By Linda McDonough on June 28, 2017

Shareholders of Chicago Bridge and Iron (NYSE: CBI) are enjoying an industrial strength boost today. The stock is up 34% versus a double-digit decline in the S&P 500. It’s a long overdue bounce for stockholders who have been mercilessly pummelled in the stock.

The bears, which no one ever pities, are suffering the flip side pain due to an unexpectedly favorable court ruling for Chicago Bridge and Iron. Short interest has risen 28% in the last three months as the stock fell 55%.

The court ruling applies to a disagreement between Westinghouse Electric and Chicago Bridge over a 2015 acquisition. Westinghouse Electric purchased Chicago Bridge’s nuclear construction business for nothing upfront. Both sides agreed that adjustments for cost would be made at a later date. Westinghouse claims that Chicago Bridge owes it $2 billion due to cost overruns. Yesterday the court ruled in Chicago Bridge’s favor, clearing it of the gigantic liability.

Up until this week, Chicago Bridge has been a short seller’s dream. The stock, which began the year at $33, immediately started drifting down as investors fretted that Trump’s infrastructure spending plan might not be as robust as expected.

Late February is just about the time that I recommended a put position in Chicago Bridge for subscribers of Profit Catalyst Alert. I placed the bearish bet with the rationale that investors were hoping for too much too soon from industrial companies.

I timed the bet to coincide with first quarter earnings when the company might deliver disappointing guidance. Chicago Bridge’s business, in particular, is correlated tightly to energy and oil and gas customers, not government infrastructure projects.

However, Chicago Bridge’s problems extend well beyond the lack of funding for government projects. Results were significantly worse than I imagined.

Indeed, when Chicago Bridge reported its fourth quarter on February 28, earnings equaled $.85, just a bit more than half of the $1.50 expected.
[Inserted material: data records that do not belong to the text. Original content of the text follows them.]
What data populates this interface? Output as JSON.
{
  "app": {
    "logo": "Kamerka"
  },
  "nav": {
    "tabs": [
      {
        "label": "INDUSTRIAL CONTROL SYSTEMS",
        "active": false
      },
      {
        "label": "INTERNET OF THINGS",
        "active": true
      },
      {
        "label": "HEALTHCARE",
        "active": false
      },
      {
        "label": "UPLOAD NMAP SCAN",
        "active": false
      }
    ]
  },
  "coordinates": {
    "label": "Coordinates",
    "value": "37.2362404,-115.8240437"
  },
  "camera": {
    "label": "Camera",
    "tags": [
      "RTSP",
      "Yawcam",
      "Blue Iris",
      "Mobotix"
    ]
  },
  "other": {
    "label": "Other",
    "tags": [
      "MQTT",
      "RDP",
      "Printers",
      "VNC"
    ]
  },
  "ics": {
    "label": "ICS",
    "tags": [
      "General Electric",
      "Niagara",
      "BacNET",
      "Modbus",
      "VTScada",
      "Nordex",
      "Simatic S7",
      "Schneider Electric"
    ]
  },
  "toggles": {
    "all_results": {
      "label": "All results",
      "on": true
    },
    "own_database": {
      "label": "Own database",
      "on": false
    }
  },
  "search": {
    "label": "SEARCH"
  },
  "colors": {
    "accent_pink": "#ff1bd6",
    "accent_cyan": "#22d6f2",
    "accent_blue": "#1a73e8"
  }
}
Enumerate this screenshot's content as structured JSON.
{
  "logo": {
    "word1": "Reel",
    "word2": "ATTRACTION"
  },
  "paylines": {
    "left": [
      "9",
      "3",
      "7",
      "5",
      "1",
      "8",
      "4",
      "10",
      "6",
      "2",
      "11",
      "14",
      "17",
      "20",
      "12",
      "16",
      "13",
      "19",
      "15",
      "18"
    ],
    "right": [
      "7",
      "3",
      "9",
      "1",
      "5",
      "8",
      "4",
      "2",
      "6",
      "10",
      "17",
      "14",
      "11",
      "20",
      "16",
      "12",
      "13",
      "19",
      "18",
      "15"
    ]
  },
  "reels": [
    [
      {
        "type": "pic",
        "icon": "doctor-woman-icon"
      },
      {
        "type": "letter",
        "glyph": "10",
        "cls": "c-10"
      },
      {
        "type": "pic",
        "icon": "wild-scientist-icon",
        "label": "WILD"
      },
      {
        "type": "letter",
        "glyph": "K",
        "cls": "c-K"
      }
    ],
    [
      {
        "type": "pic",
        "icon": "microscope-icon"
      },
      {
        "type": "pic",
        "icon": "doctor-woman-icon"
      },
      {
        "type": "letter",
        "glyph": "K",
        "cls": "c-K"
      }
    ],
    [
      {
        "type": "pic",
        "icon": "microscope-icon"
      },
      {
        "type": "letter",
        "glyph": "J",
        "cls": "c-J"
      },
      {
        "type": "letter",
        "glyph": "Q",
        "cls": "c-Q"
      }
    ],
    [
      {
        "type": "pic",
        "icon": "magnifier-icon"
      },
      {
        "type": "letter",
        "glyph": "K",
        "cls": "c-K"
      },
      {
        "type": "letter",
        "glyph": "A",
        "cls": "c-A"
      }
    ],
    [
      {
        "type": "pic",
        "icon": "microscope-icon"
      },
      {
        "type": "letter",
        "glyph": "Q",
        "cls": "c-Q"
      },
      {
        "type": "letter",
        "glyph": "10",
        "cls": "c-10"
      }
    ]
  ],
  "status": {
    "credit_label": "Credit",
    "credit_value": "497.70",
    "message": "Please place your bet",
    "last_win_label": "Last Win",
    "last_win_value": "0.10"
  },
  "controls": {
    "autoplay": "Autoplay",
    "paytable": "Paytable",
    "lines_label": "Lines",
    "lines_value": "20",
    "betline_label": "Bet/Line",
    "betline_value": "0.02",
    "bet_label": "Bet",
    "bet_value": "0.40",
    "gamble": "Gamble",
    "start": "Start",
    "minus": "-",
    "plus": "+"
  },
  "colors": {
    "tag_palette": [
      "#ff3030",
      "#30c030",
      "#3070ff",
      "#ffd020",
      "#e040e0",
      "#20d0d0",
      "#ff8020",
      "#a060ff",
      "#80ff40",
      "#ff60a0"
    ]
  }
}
The problems stemmed from fixed price contracts, which make up more than three-quarters of Chicago Bridge’s business.

Chicago Bridge experienced massive deterioration in worker productivity in these projects, forcing the company to hire external workers. The costly and restrictive work rules for these newly added workers sliced its profits to the bone.

Investors gave the company a free pass, and the stock closed down just slightly. Fast forward three months to the first quarter earnings release on May 8th when operational costs continued to run rampant. Once again the company delivered atrocious earnings.

Earnings amounted to a mere $.24 versus the $.92 expected. The bears danced with glee as the stock gapped down to $26 and slid to its recent low of $13.50. Top to tail, the stock dropped 59% and 57% from the level that I executed the put purchase.

The stock traded over 32 million shares yesterday, well above the 11 million shares short. It’s quite possible most bears covered their short positions as most still held a sizable gain in the stock. The question now is whether the resolution of the Westinghouse suit is worth the $500 million of market cap added to the stock on the news.

I recommended selling those Chicago BridgeI puts in early March for a 36% gain in two short weeks. While I wish I had held them longer for a bigger pop, I’m hoping to leverage the research invested in the stock for future trades.